Inconformada, a ré F….., interpôs recurso de apelação, com reapreciação da prova gravada.

Apresentou a recorrente a respectiva motivação de recurso, e no final destas, encimada pela designação de “Conclusões”, transcreveu exactamente o que consta do corpo das alegações, antecedida de numeração.

O recurso foi admitido no Tribunal recorrido, como apelação, a subir nos autos, e com efeito meramente devolutivo.      

Pela relatora, ao abrigo do preceituado no artigo 652º, nº 1, alínea b) do CPC, e por entender que lhe cabia verificar, ainda que oficiosamente, se ocorria alguma circunstância que obstasse ao conhecimento do objecto do recurso, foi ordenado o cumprimento ao disposto no artigo 655º, nº 1 do CPC.
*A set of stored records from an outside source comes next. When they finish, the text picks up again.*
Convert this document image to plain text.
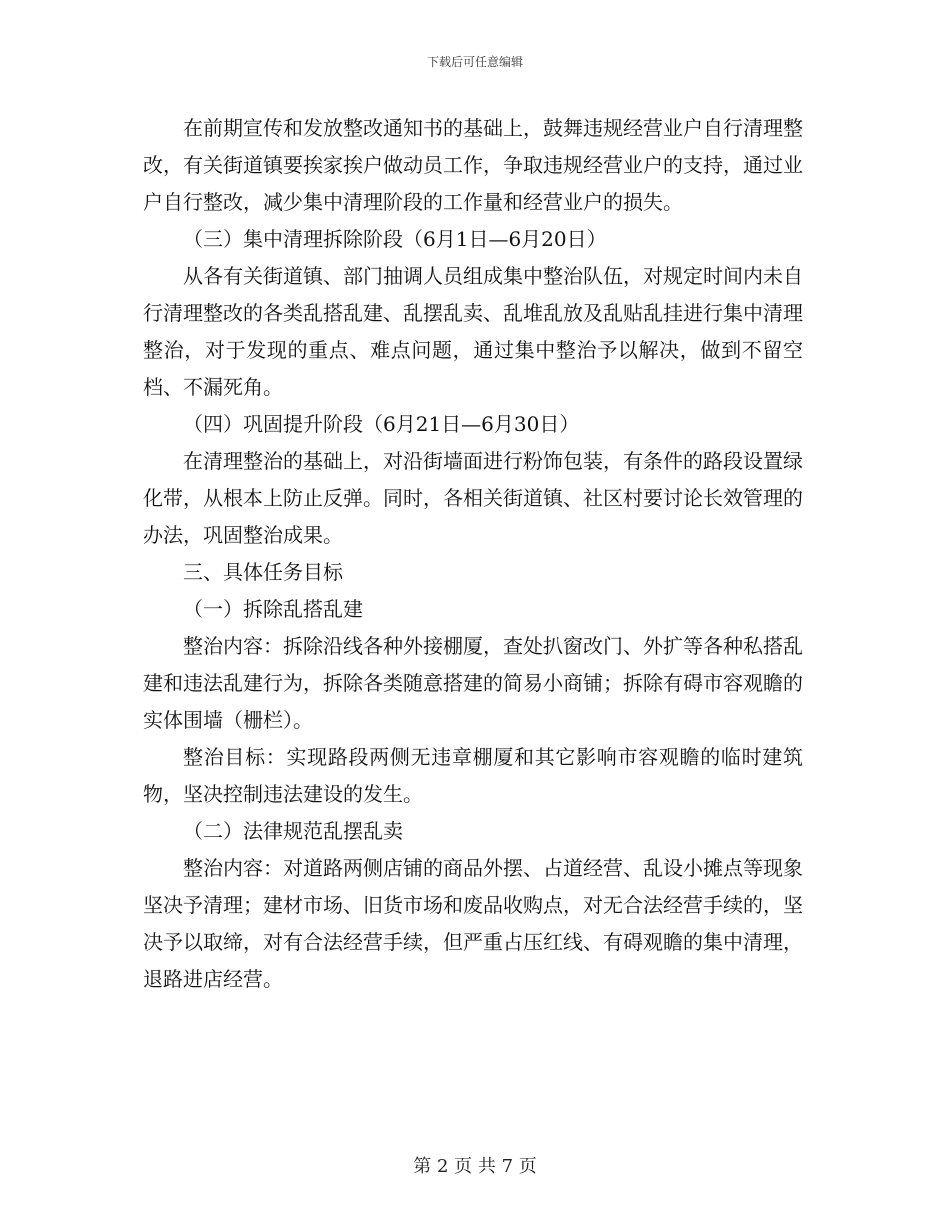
下载后可任意编辑

在前期宣传和发放整改通知书的基础上，鼓舞违规经营业户自行清理整改，有关街道镇要挨家挨户做动员工作，争取违规经营业户的支持，通过业户自行整改，减少集中清理阶段的工作量和经营业户的损失。

（三）集中清理拆除阶段（6月1日—6月20日）

从各有关街道镇、部门抽调人员组成集中整治队伍，对规定时间内未自行清理整改的各类乱搭乱建、乱摆乱卖、乱堆乱放及乱贴乱挂进行集中清理整治，对于发现的重点、难点问题，通过集中整治予以解决，做到不留空档、不漏死角。

（四）巩固提升阶段（6月21日—6月30日）

在清理整治的基础上，对沿街墙面进行粉饰包装，有条件的路段设置绿化带，从根本上防止反弹。同时，各相关街道镇、社区村要讨论长效管理的办法，巩固整治成果。

三、具体任务目标

（一）拆除乱搭乱建

整治内容：拆除沿线各种外接棚厦，查处扒窗改门、外扩等各种私搭乱建和违法乱建行为，拆除各类随意搭建的简易小商铺；拆除有碍市容观瞻的实体围墙（栅栏）。

整治目标：实现路段两侧无违章棚厦和其它影响市容观瞻的临时建筑物，坚决控制违法建设的发生。

（二）法律规范乱摆乱卖

整治内容：对道路两侧店铺的商品外摆、占道经营、乱设小摊点等现象坚决予清理；建材市场、旧货市场和废品收购点，对无合法经营手续的，坚决予以取缔，对有合法经营手续，但严重占压红线、有碍观瞻的集中清理，退路进店经营。

第 2 页 共 7 页
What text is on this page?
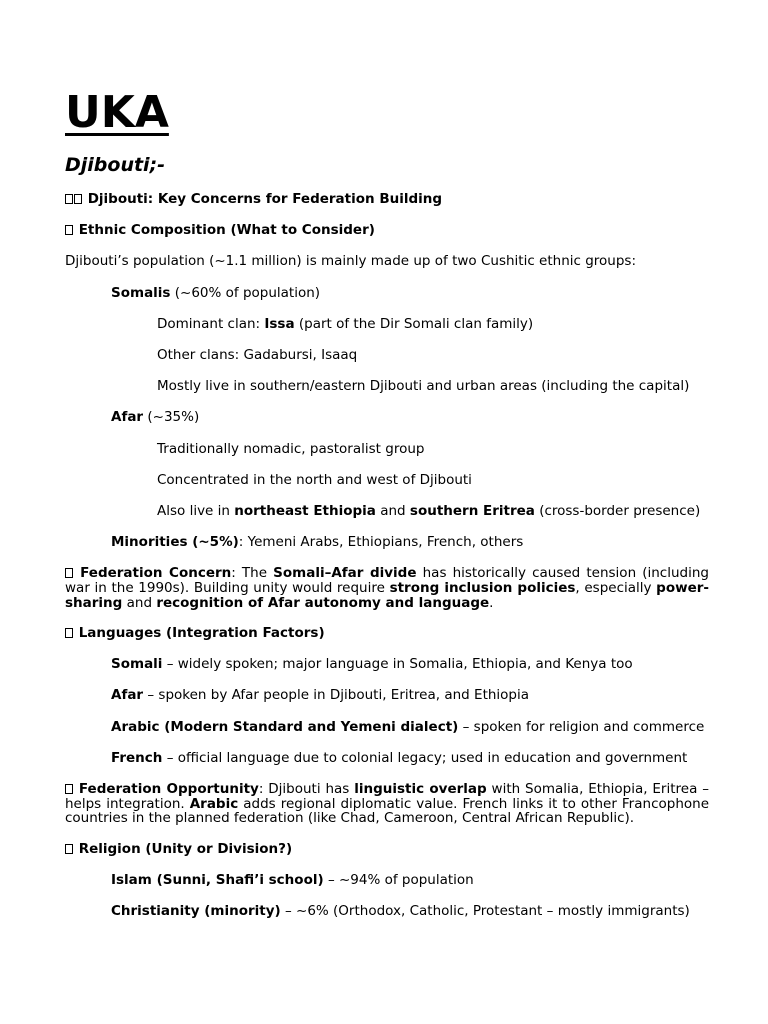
UKA
Djibouti;-
Djibouti: Key Concerns for Federation Building
Ethnic Composition (What to Consider)
Djibouti’s population (~1.1 million) is mainly made up of two Cushitic ethnic groups:
Somalis (~60% of population)
Dominant clan: Issa (part of the Dir Somali clan family)
Other clans: Gadabursi, Isaaq
Mostly live in southern/eastern Djibouti and urban areas (including the capital)
Afar (~35%)
Traditionally nomadic, pastoralist group
Concentrated in the north and west of Djibouti
Also live in northeast Ethiopia and southern Eritrea (cross-border presence)
Minorities (~5%): Yemeni Arabs, Ethiopians, French, others
Federation Concern: The Somali–Afar divide has historically caused tension (including
war in the 1990s). Building unity would require strong inclusion policies, especially power-
sharing and recognition of Afar autonomy and language.
Languages (Integration Factors)
Somali – widely spoken; major language in Somalia, Ethiopia, and Kenya too
Afar – spoken by Afar people in Djibouti, Eritrea, and Ethiopia
Arabic (Modern Standard and Yemeni dialect) – spoken for religion and commerce
French – official language due to colonial legacy; used in education and government
Federation Opportunity: Djibouti has linguistic overlap with Somalia, Ethiopia, Eritrea –
helps integration. Arabic adds regional diplomatic value. French links it to other Francophone
countries in the planned federation (like Chad, Cameroon, Central African Republic).
Religion (Unity or Division?)
Islam (Sunni, Shafi’i school) – ~94% of population
Christianity (minority) – ~6% (Orthodox, Catholic, Protestant – mostly immigrants)
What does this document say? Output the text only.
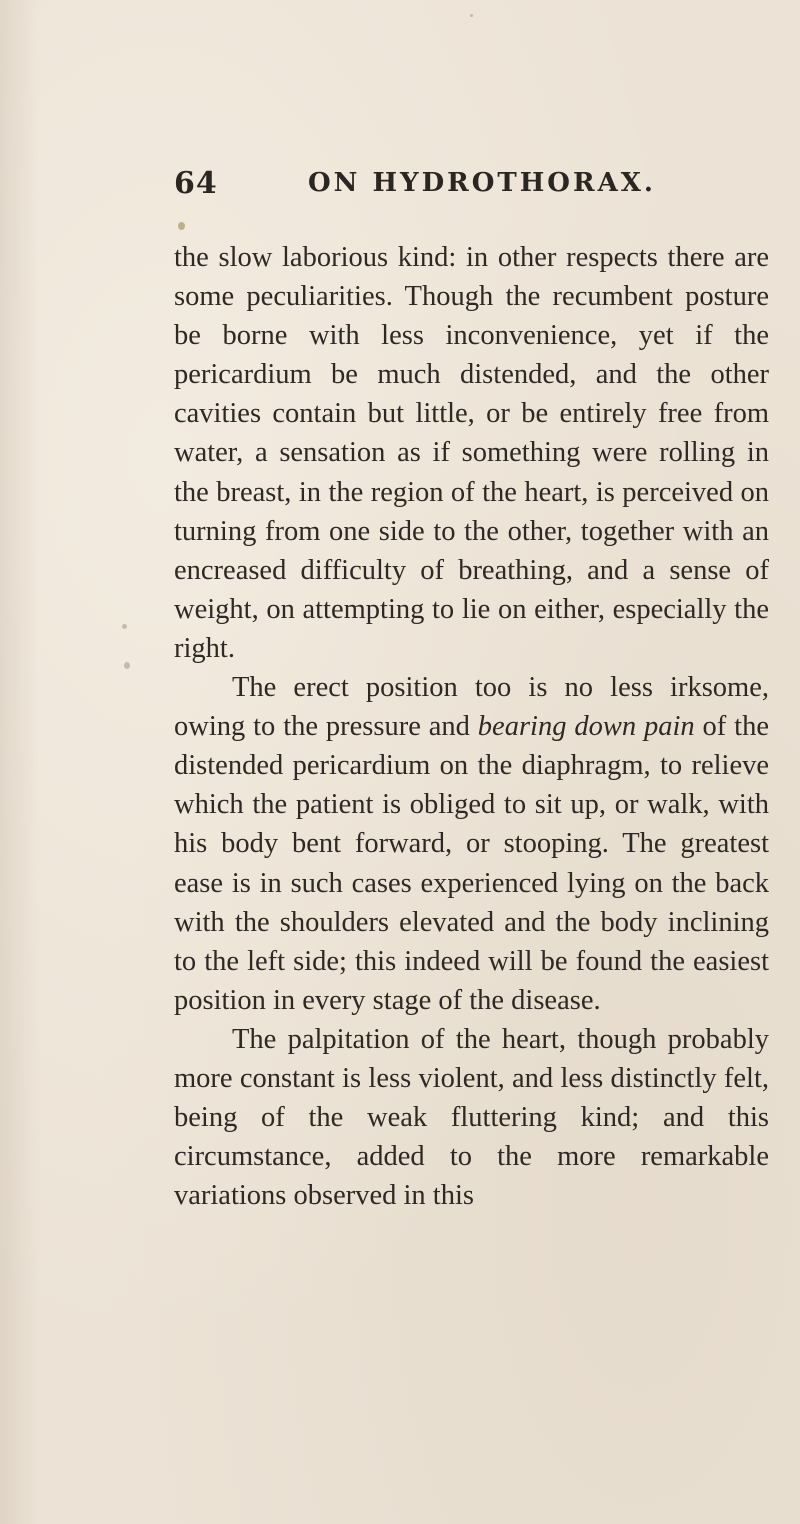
64	ON HYDROTHORAX.

the slow laborious kind: in other respects there are some peculiarities. Though the recumbent posture be borne with less inconvenience, yet if the pericardium be much distended, and the other cavities contain but little, or be entirely free from water, a sensation as if something were rolling in the breast, in the region of the heart, is perceived on turning from one side to the other, together with an encreased difficulty of breathing, and a sense of weight, on attempting to lie on either, especially the right.

The erect position too is no less irksome, owing to the pressure and bearing down pain of the distended pericardium on the diaphragm, to relieve which the patient is obliged to sit up, or walk, with his body bent forward, or stooping. The greatest ease is in such cases experienced lying on the back with the shoulders elevated and the body inclining to the left side; this indeed will be found the easiest position in every stage of the disease.

The palpitation of the heart, though probably more constant is less violent, and less distinctly felt, being of the weak fluttering kind; and this circumstance, added to the more remarkable variations observed in this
A apelante pronunciou-se nos seguintes termos:

1.-Com o devido respeito, e que é muito, não pode concordar com o teor do despacho da Exma. Juíza Desembargadora Relatora, quanto à apreciação efectuada no que diz respeito às conclusões constantes do recurso apresentado pela ora apelante.
2.-Em primeiro lugar, porque a matéria em litígio, tem a ver com a dinâmica de um acidente de viação.
3.-Do qual resultaram alegadamente danos corporais para o condutor e ocupante de um motociclo.
4.-Tudo "matéria" com muitas particularidades e especificidades com muitos pormenores.
5.-Pelo exposto, a dinâmica do acidente de viação em causa, teve muitas especificidades factuais que no parecer da recorrente importava sublinhar.
6.-Muitos pormenores relacionados com a dinâmica do acidente que foram colocados em causa pelo presente recurso.
7.- E que não poderiam passar em claro no presente recurso, sob pena de ficar não ficar suficientemente espelhadas as contradições e incoerências entre os depoimentos.
8.-Ao que acrescem muitos factos considerados provados, e outros considerados não provados, e que foram colocados em crise com o presente recurso.
9.-E que teriam necessariamente que ser especificados em sede de conclusões sob pena de não fazer sentido o objecto do presente recurso, nem tão pouco os factos considerados provados/não provados na decisão a quo com os quais a apelante não concorda.
10.-Impondo a alínea a) do n.° 1 do art. 640.° do C.P.C. que se concretizem os pontos de facto que se considera incorrectamente julgados.
11.-Bem como também na alínea b) do mesmo artigo, se impõem que se indiquem os meios probatórios que impunham decisão diversa.
12.-Ao que acresce o dever de se indicar a decisão que no entender da recorrente deveria ser proferida sobre as questões de facto impugnadas.
13.-Além do mais, a produção de prova dos presentes autos, comportou as declarações de parte dos dois autores e os depoimentos de nove testemunhas!
14.-Tendo a produção de prova ocupado toda a manhã e maior parte da tarde !
15.-Sendo que, só com a reprodução da matéria de facto dada como assente e não assente pela decisão a quo a recorrente nas suas conclusões utilizou 26 alíneas e nesta caso sim, limitou-se a reproduzir as mesmas uma vez que aquelas não comportavam qualquer tipo de síntese.
16.-Não concordando com o teor do despacho da Veneranda Relatora, com todo o respeito, quando refere que a apelante "repetiu as mesmas ipsi verbis.", como é constatável.
17.-Poder-se-á não concordar ou apreciar o estilo de alegar do mandatário da recorrente.
18.-Com o estilo considerado pela Meritíssima Veneranda como demasiado alongada e pouco sintético.
19.-Situação que desde já se lamenta, e se requer humildemente que seja relevado.
20.-Contudo, é o estilo que utiliza naquilo que considera ser a melhor forma de defender os interesses da sua constituinte.
21.- Sempre na defesa do que acha ser o dever de patrocínio.
22.-Considerando-se que a alínea b) do n.° 2 do art.641.° do C.P.C. se refere aos casos em que as alegações de recurso não contenham as conclusões.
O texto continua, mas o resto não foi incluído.